Zinsaussichten und Ölpreisanstieg stützen Wall Street

Kursgewinne von Finanzwerten haben zu Wochenbeginn die Wall Street gestützt.
19.09.2016 22:27
Wegweiser zur US-Börse in New York.
Wegweiser zur US-Börse in New York.
Bild: Pixabay

Dazu trugen am Montag steigende Ölpreise bei, nachdem der venezolanische Präsident Nicolas Maduro eine Übereinkunft der ölproduzierenden Länder zur Marktstabilisierung in Aussicht gestellt hatte. Außerdem schwanden Ängste vor einer unmittelbar bevorstehenden Zinserhöhung. Zuletzt durchwachsene Konjunkturdaten machen es für viele Anleger unwahrscheinlich, dass die US-Notenbank (Fed) den Schritt bereits diese Woche wagt. "Der Markt stellt sich darauf ein, dass sich die Fed im September nicht bewegen wird", sagte Aktienstratege Matt Jones von J.P. Morgan Private Bank. Mit Spannung warten Investoren nun darauf, welche Hinweise Fed-Chefin Janet Yellen nach Abschluss der zweitägigen Sitzung am Mittwoch auf eine Anhebung im Dezember geben wird.
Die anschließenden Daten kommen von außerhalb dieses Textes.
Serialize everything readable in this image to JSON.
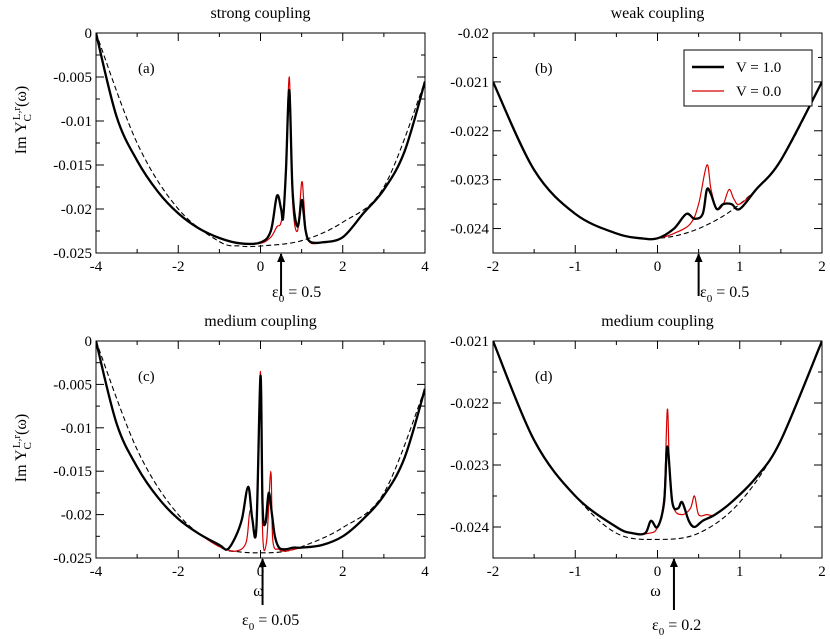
{
  "colors": {
    "v1": "#000000",
    "v0": "#d40000",
    "ref": "#000000"
  },
  "ylabel_parts": {
    "main": "Im Y",
    "sub": "C",
    "sup": "L,r",
    "tail": "(ω)"
  },
  "legend": {
    "entries": [
      "V = 1.0",
      "V = 0.0"
    ]
  },
  "chart_data": [
    {
      "id": "a",
      "type": "line",
      "title": "strong coupling",
      "panel_label": "(a)",
      "xlim": [
        -4,
        4
      ],
      "ylim": [
        -0.025,
        0
      ],
      "xticks": [
        -4,
        -2,
        0,
        2,
        4
      ],
      "xtick_labels": [
        "-4",
        "-2",
        "0",
        "2",
        "4"
      ],
      "yticks": [
        0,
        -0.005,
        -0.01,
        -0.015,
        -0.02,
        -0.025
      ],
      "ytick_labels": [
        "0",
        "-0.005",
        "-0.01",
        "-0.015",
        "-0.02",
        "-0.025"
      ],
      "xlabel": "",
      "annotation": {
        "eps": "0.5",
        "text_prefix": "ε",
        "text_sub": "0",
        "text_suffix": " = 0.5"
      },
      "series": [
        {
          "name": "V = 1.0",
          "x": [
            -4,
            -3.5,
            -3,
            -2.5,
            -2,
            -1.5,
            -1,
            -0.5,
            0,
            0.25,
            0.4,
            0.5,
            0.55,
            0.62,
            0.7,
            0.78,
            0.9,
            1.0,
            1.05,
            1.1,
            1.2,
            1.5,
            2,
            2.5,
            3,
            3.5,
            4
          ],
          "y": [
            0,
            -0.0095,
            -0.0145,
            -0.018,
            -0.0205,
            -0.0222,
            -0.0233,
            -0.0239,
            -0.0238,
            -0.0225,
            -0.0185,
            -0.02,
            -0.021,
            -0.0155,
            -0.0065,
            -0.018,
            -0.022,
            -0.019,
            -0.0205,
            -0.0225,
            -0.0237,
            -0.0238,
            -0.0232,
            -0.0205,
            -0.0178,
            -0.0135,
            -0.0055
          ]
        },
        {
          "name": "V = 0.0",
          "x": [
            -4,
            -3.5,
            -3,
            -2.5,
            -2,
            -1.5,
            -1,
            -0.5,
            0,
            0.25,
            0.4,
            0.5,
            0.6,
            0.7,
            0.78,
            0.9,
            1.0,
            1.05,
            1.1,
            1.2,
            1.5,
            2,
            2.5,
            3,
            3.5,
            4
          ],
          "y": [
            0,
            -0.0095,
            -0.0145,
            -0.018,
            -0.0205,
            -0.0222,
            -0.0233,
            -0.0239,
            -0.0239,
            -0.0232,
            -0.022,
            -0.0215,
            -0.018,
            -0.005,
            -0.019,
            -0.0225,
            -0.017,
            -0.019,
            -0.0222,
            -0.0238,
            -0.0238,
            -0.0232,
            -0.0205,
            -0.0178,
            -0.0135,
            -0.0055
          ]
        },
        {
          "name": "reference",
          "x": [
            -4,
            -3,
            -2,
            -1,
            -0.5,
            0,
            1,
            2,
            3,
            4
          ],
          "y": [
            0,
            -0.0125,
            -0.02,
            -0.0237,
            -0.0242,
            -0.0242,
            -0.0236,
            -0.0215,
            -0.0175,
            -0.0055
          ]
        }
      ]
    },
    {
      "id": "b",
      "type": "line",
      "title": "weak coupling",
      "panel_label": "(b)",
      "xlim": [
        -2,
        2
      ],
      "ylim": [
        -0.0245,
        -0.02
      ],
      "xticks": [
        -2,
        -1,
        0,
        1,
        2
      ],
      "xtick_labels": [
        "-2",
        "-1",
        "0",
        "1",
        "2"
      ],
      "yticks": [
        -0.02,
        -0.021,
        -0.022,
        -0.023,
        -0.024
      ],
      "ytick_labels": [
        "-0.02",
        "-0.021",
        "-0.022",
        "-0.023",
        "-0.024"
      ],
      "xlabel": "",
      "annotation": {
        "eps": "0.5",
        "text_prefix": "ε",
        "text_sub": "0",
        "text_suffix": " = 0.5"
      },
      "series": [
        {
          "name": "V = 1.0",
          "x": [
            -2,
            -1.5,
            -1,
            -0.5,
            -0.2,
            0,
            0.2,
            0.35,
            0.45,
            0.55,
            0.6,
            0.65,
            0.72,
            0.8,
            0.9,
            1.0,
            1.2,
            1.5,
            2
          ],
          "y": [
            -0.021,
            -0.0228,
            -0.0237,
            -0.0241,
            -0.0242,
            -0.0242,
            -0.024,
            -0.0237,
            -0.0238,
            -0.0237,
            -0.0232,
            -0.0233,
            -0.0236,
            -0.0235,
            -0.0235,
            -0.0236,
            -0.0232,
            -0.0226,
            -0.021
          ]
        },
        {
          "name": "V = 0.0",
          "x": [
            -2,
            -1.5,
            -1,
            -0.5,
            -0.2,
            0,
            0.2,
            0.4,
            0.5,
            0.6,
            0.65,
            0.72,
            0.8,
            0.87,
            0.93,
            1.0,
            1.2,
            1.5,
            2
          ],
          "y": [
            -0.021,
            -0.0228,
            -0.0237,
            -0.0241,
            -0.0242,
            -0.0242,
            -0.0241,
            -0.0239,
            -0.0235,
            -0.0227,
            -0.0232,
            -0.0236,
            -0.0235,
            -0.0232,
            -0.0234,
            -0.0235,
            -0.0232,
            -0.0226,
            -0.021
          ]
        },
        {
          "name": "reference",
          "x": [
            -2,
            -1.5,
            -1,
            -0.5,
            0,
            0.5,
            1,
            1.5,
            2
          ],
          "y": [
            -0.021,
            -0.0228,
            -0.0237,
            -0.0241,
            -0.0242,
            -0.024,
            -0.0235,
            -0.0226,
            -0.021
          ]
        }
      ]
    },
    {
      "id": "c",
      "type": "line",
      "title": "medium coupling",
      "panel_label": "(c)",
      "xlim": [
        -4,
        4
      ],
      "ylim": [
        -0.025,
        0
      ],
      "xticks": [
        -4,
        -2,
        0,
        2,
        4
      ],
      "xtick_labels": [
        "-4",
        "-2",
        "0",
        "2",
        "4"
      ],
      "yticks": [
        0,
        -0.005,
        -0.01,
        -0.015,
        -0.02,
        -0.025
      ],
      "ytick_labels": [
        "0",
        "-0.005",
        "-0.01",
        "-0.015",
        "-0.02",
        "-0.025"
      ],
      "xlabel": "ω",
      "annotation": {
        "eps": "0.05",
        "text_prefix": "ε",
        "text_sub": "0",
        "text_suffix": " = 0.05"
      },
      "series": [
        {
          "name": "V = 1.0",
          "x": [
            -4,
            -3.5,
            -3,
            -2.5,
            -2,
            -1.5,
            -1,
            -0.8,
            -0.6,
            -0.45,
            -0.3,
            -0.2,
            -0.1,
            0,
            0.05,
            0.12,
            0.2,
            0.28,
            0.35,
            0.45,
            0.6,
            0.8,
            1,
            1.5,
            2,
            2.5,
            3,
            3.5,
            4
          ],
          "y": [
            0,
            -0.0095,
            -0.0145,
            -0.018,
            -0.0205,
            -0.0222,
            -0.0235,
            -0.024,
            -0.0225,
            -0.0205,
            -0.0168,
            -0.0205,
            -0.0215,
            -0.004,
            -0.019,
            -0.021,
            -0.0175,
            -0.02,
            -0.0225,
            -0.0238,
            -0.024,
            -0.0238,
            -0.0238,
            -0.0235,
            -0.0225,
            -0.0205,
            -0.0178,
            -0.0135,
            -0.0055
          ]
        },
        {
          "name": "V = 0.0",
          "x": [
            -4,
            -3.5,
            -3,
            -2.5,
            -2,
            -1.5,
            -1,
            -0.6,
            -0.35,
            -0.25,
            -0.1,
            0,
            0.05,
            0.15,
            0.25,
            0.3,
            0.45,
            0.6,
            1,
            1.5,
            2,
            2.5,
            3,
            3.5,
            4
          ],
          "y": [
            0,
            -0.0095,
            -0.0145,
            -0.018,
            -0.0205,
            -0.0222,
            -0.0237,
            -0.0242,
            -0.0232,
            -0.0195,
            -0.0215,
            -0.0035,
            -0.022,
            -0.023,
            -0.015,
            -0.023,
            -0.024,
            -0.0242,
            -0.0238,
            -0.0235,
            -0.0225,
            -0.0205,
            -0.0178,
            -0.0135,
            -0.0055
          ]
        },
        {
          "name": "reference",
          "x": [
            -4,
            -3,
            -2,
            -1,
            -0.5,
            0,
            0.5,
            1,
            2,
            3,
            4
          ],
          "y": [
            0,
            -0.0125,
            -0.02,
            -0.0237,
            -0.0243,
            -0.0244,
            -0.0243,
            -0.0237,
            -0.0215,
            -0.0175,
            -0.0055
          ]
        }
      ]
    },
    {
      "id": "d",
      "type": "line",
      "title": "medium coupling",
      "panel_label": "(d)",
      "xlim": [
        -2,
        2
      ],
      "ylim": [
        -0.0245,
        -0.021
      ],
      "xticks": [
        -2,
        -1,
        0,
        1,
        2
      ],
      "xtick_labels": [
        "-2",
        "-1",
        "0",
        "1",
        "2"
      ],
      "yticks": [
        -0.021,
        -0.022,
        -0.023,
        -0.024
      ],
      "ytick_labels": [
        "-0.021",
        "-0.022",
        "-0.023",
        "-0.024"
      ],
      "xlabel": "ω",
      "annotation": {
        "eps": "0.2",
        "text_prefix": "ε",
        "text_sub": "0",
        "text_suffix": " = 0.2"
      },
      "series": [
        {
          "name": "V = 1.0",
          "x": [
            -2,
            -1.5,
            -1,
            -0.5,
            -0.3,
            -0.15,
            -0.08,
            0,
            0.08,
            0.12,
            0.18,
            0.25,
            0.3,
            0.38,
            0.45,
            0.55,
            0.7,
            0.9,
            1.2,
            1.5,
            2
          ],
          "y": [
            -0.021,
            -0.0226,
            -0.0235,
            -0.024,
            -0.0241,
            -0.0241,
            -0.0239,
            -0.024,
            -0.0236,
            -0.0227,
            -0.0236,
            -0.0237,
            -0.0236,
            -0.0239,
            -0.024,
            -0.0239,
            -0.0238,
            -0.0236,
            -0.0232,
            -0.0226,
            -0.021
          ]
        },
        {
          "name": "V = 0.0",
          "x": [
            -2,
            -1.5,
            -1,
            -0.5,
            -0.3,
            -0.1,
            0,
            0.08,
            0.12,
            0.15,
            0.2,
            0.3,
            0.4,
            0.45,
            0.5,
            0.6,
            0.7,
            0.9,
            1.2,
            1.5,
            2
          ],
          "y": [
            -0.021,
            -0.0226,
            -0.0235,
            -0.024,
            -0.0241,
            -0.0241,
            -0.024,
            -0.0235,
            -0.0221,
            -0.0232,
            -0.0237,
            -0.0238,
            -0.0237,
            -0.0235,
            -0.0238,
            -0.0238,
            -0.0238,
            -0.0236,
            -0.0232,
            -0.0226,
            -0.021
          ]
        },
        {
          "name": "reference",
          "x": [
            -2,
            -1.5,
            -1,
            -0.5,
            0,
            0.5,
            1,
            1.5,
            2
          ],
          "y": [
            -0.021,
            -0.0226,
            -0.0235,
            -0.0241,
            -0.0242,
            -0.0241,
            -0.0236,
            -0.0226,
            -0.021
          ]
        }
      ]
    }
  ]
}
Der Dow-Jones-Index der Standardwerte schloss unverändert auf 18.120 Punkten. Der breiter gefasste S&P-500 trat bei 2139 Zählern auf der Stelle. Der Index der Technologiebörse Nasdaq sank dagegen 0,2 Prozent auf 5235 Stellen. In Frankfurt ging der Dax ein Prozent fester bei knapp 10.374 Punkten aus dem Handel.

Bankentitel gesucht

An der Wall Street legten insbesondere Banktitel zu, nachdem sie vergangene Woche unter Druck waren. JPMorgan gewannen 0,6 Prozent, Bank of America 0,6 Prozent und Wells Fargo 1,3 Prozent.

Für Gesprächsstoff sorgten ferner Übernahmepläne unter Spielcasinobetreibern. So will Eldorado Resorts den Konkurrenten Isle of Capri für 1,7 Milliarden Dollar kaufen. Die Aktien von Isle of Capri schossen 30 Prozent in die Höhe, die von Eldorado Resorts drehten ins Minus und gaben 2,9 Prozent nach.
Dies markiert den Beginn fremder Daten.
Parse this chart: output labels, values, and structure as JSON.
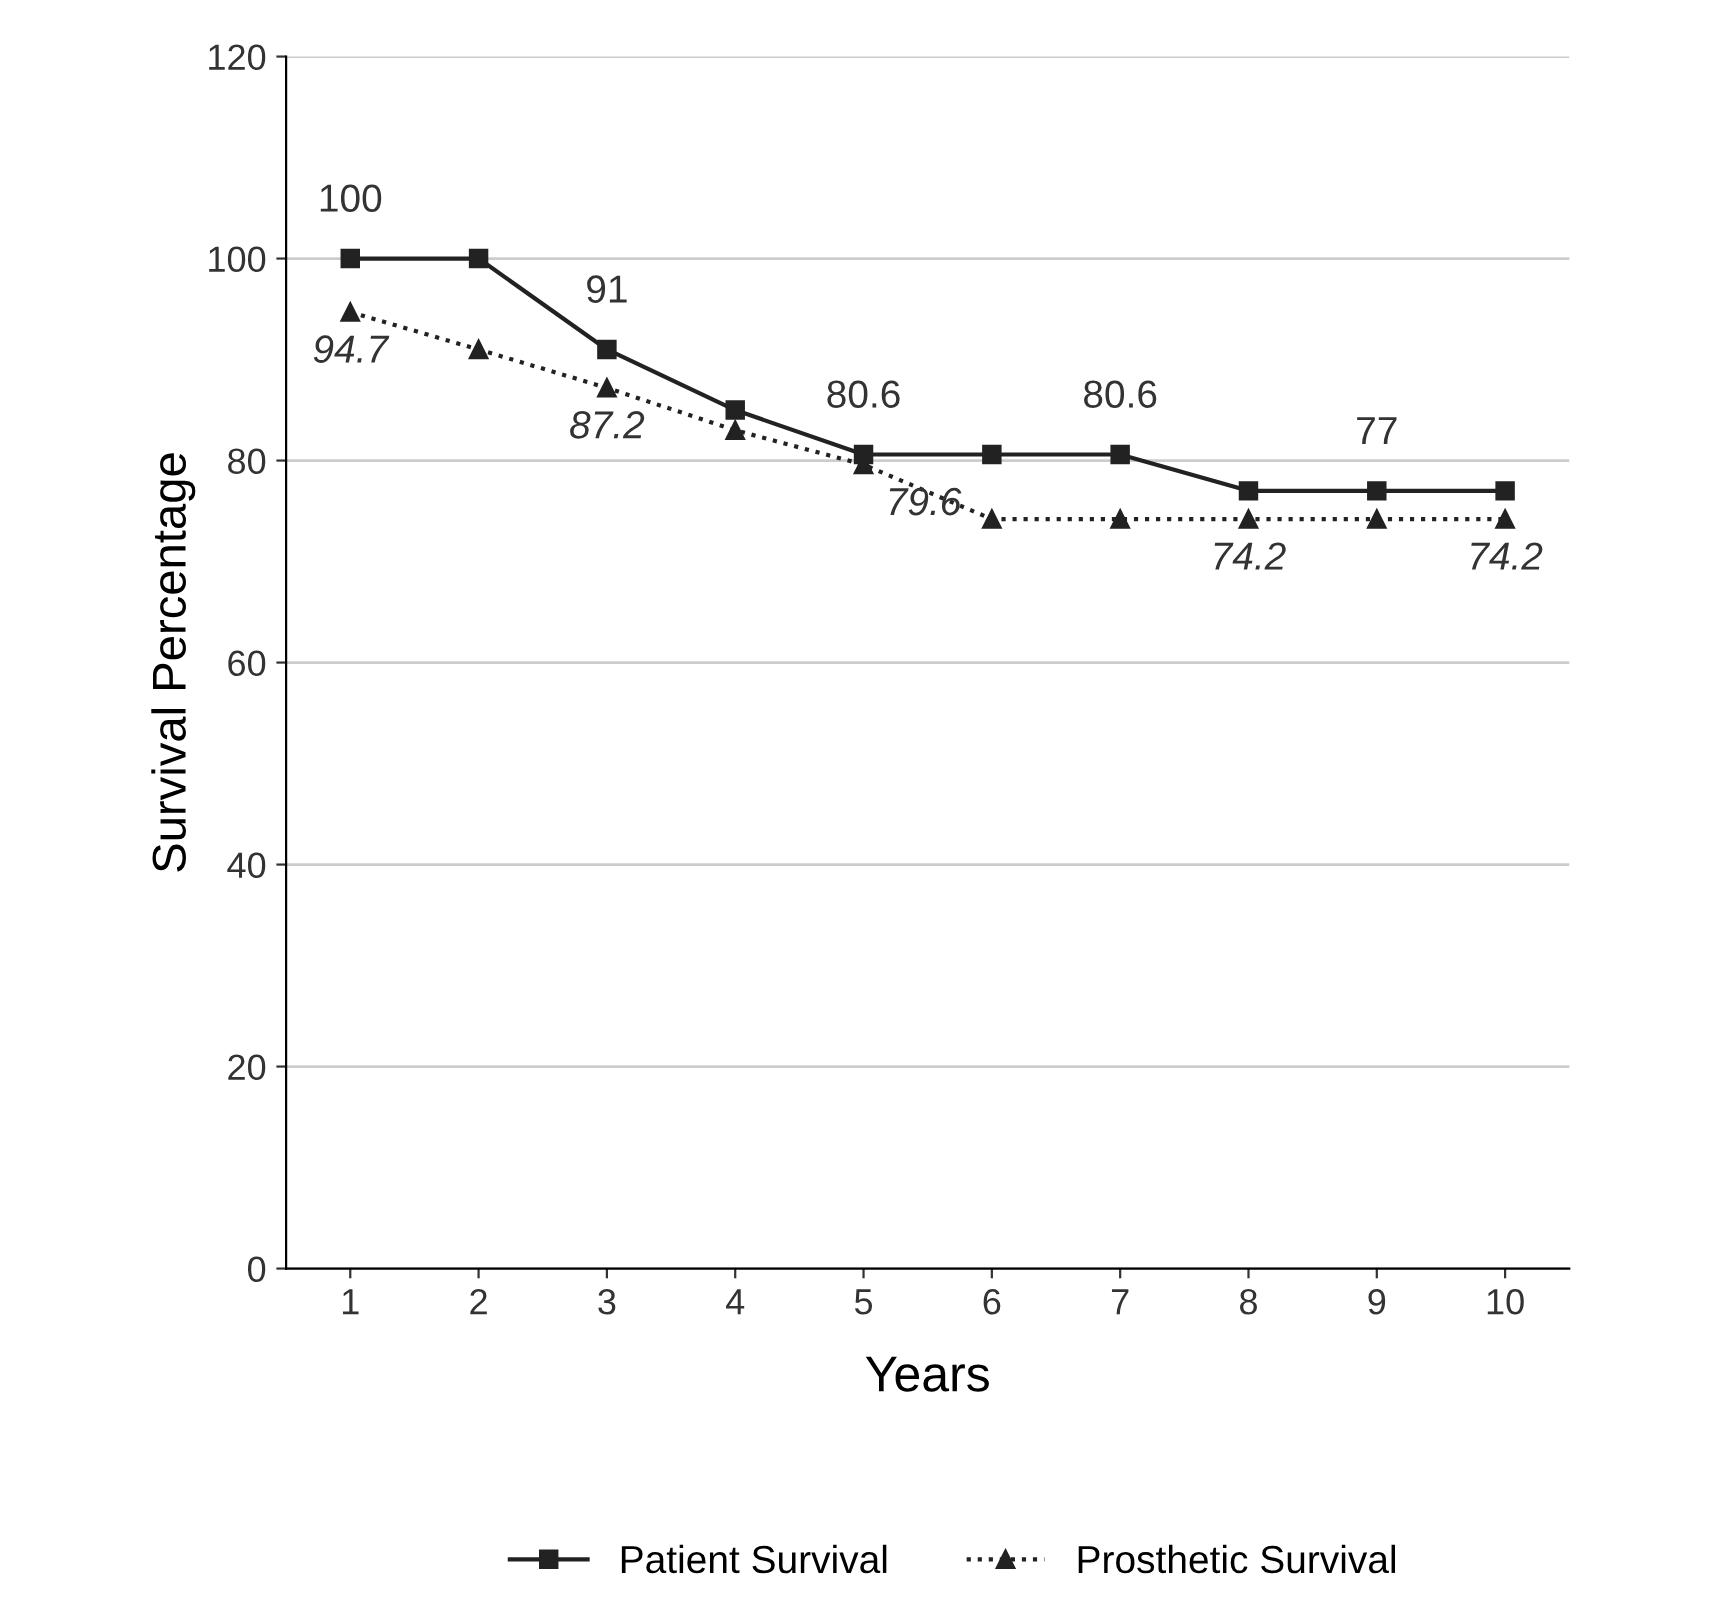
{
  "chart_data": {
    "type": "line",
    "xlabel": "Years",
    "ylabel": "Survival Percentage",
    "categories": [
      "1",
      "2",
      "3",
      "4",
      "5",
      "6",
      "7",
      "8",
      "9",
      "10"
    ],
    "series": [
      {
        "name": "Patient Survival",
        "color": "#222222",
        "marker": "square",
        "line_style": "solid",
        "values": [
          100,
          100,
          91,
          85,
          80.6,
          80.6,
          80.6,
          77,
          77,
          77
        ],
        "value_labels": [
          "100",
          null,
          "91",
          null,
          "80.6",
          null,
          "80.6",
          null,
          "77",
          null
        ]
      },
      {
        "name": "Prosthetic Survival",
        "color": "#222222",
        "marker": "triangle",
        "line_style": "dotted",
        "values": [
          94.7,
          91,
          87.2,
          83,
          79.6,
          74.2,
          74.2,
          74.2,
          74.2,
          74.2
        ],
        "value_labels": [
          "94.7",
          null,
          "87.2",
          null,
          "79.6",
          null,
          null,
          "74.2",
          null,
          "74.2"
        ]
      }
    ],
    "ylim": [
      0,
      120
    ],
    "yticks": [
      0,
      20,
      40,
      60,
      80,
      100,
      120
    ],
    "grid": "y",
    "legend": "bottom"
  }
}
Der Kurs von General Motors sprang 2,4 Prozent nach oben. Die Analysten hatten die Aktie hochgestuft.

An der New York Stock Exchange wechselten rund 780 Millionen Aktien den Besitzer. 2042 Werte legten zu, 926 gaben nach und 141 blieben unverändert. An der Nasdaq schlossen bei Umsätzen von 1,78 Milliarden Aktien 1689 im Plus, 1163 im Minus und 158 unverändert.

Die US-Kreditmärkte bewegten sich vor der Zinsentscheidung kaum. Die zehnjährigen Staatsanleihen gewannen 1/32 auf 98-6/32. Die Rendite fiel auf 1,6996 Prozent. Der 30-jährige Bond erhöhte sich um moderate 1/32 auf 95-25/32 und rentierte mit 2,4498 Prozent.